DO contact your union representative or attorney before speaking to railroad management about the accident (other than the initial reporting).

DO keep your own records of the accident. This includes copies of the accident report form, photos of the accident site and your injuries, and any written material you can think of that could be relevant to the accident, including the effects of your injuries and witness statements.

DON’T let the railroad coerce you into making a quick decision or a statement regarding the accident or whose fault it was. When you fill out the accident/injury report form, consider each question carefully and take your time to answer them.

DON’T let the railroad convince you that you need to be treated by a company-selected doctor. You may need to be examined by one of their doctors, but you can receive treatment from any doctor you choose.

DON’T permit railroad officials or management into the examination room with you. Even if you use a company doctor, they have no right to be there, as it violates doctor-patient confidentiality.

DON’T speak to a railroad claim agent without the aid of your attorney or union representative. Though they appear friendly and sympathetic, a claim agent’s job is to save the railroad money.

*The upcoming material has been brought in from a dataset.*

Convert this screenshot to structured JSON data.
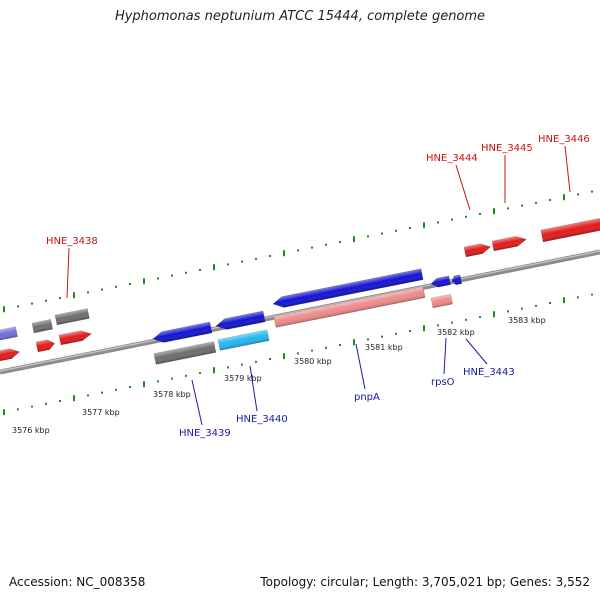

They will attempt to settle your injury claim in the manner that’s best for the railroad – not for you.

DON’T let the railroad intimidate you or others with threats of discipline for reporting unsafe working conditions that led to your injury. Such action is illegal and can result in further action against the railroad.

And, of course, DO seek attorneys experienced with the Federal Employer’s Liability Act (FELA) to handle your injury case. If you’re injured on the job, they’re your best bet for making sure you DON’T let the railroad off the hook for your pain and suffering.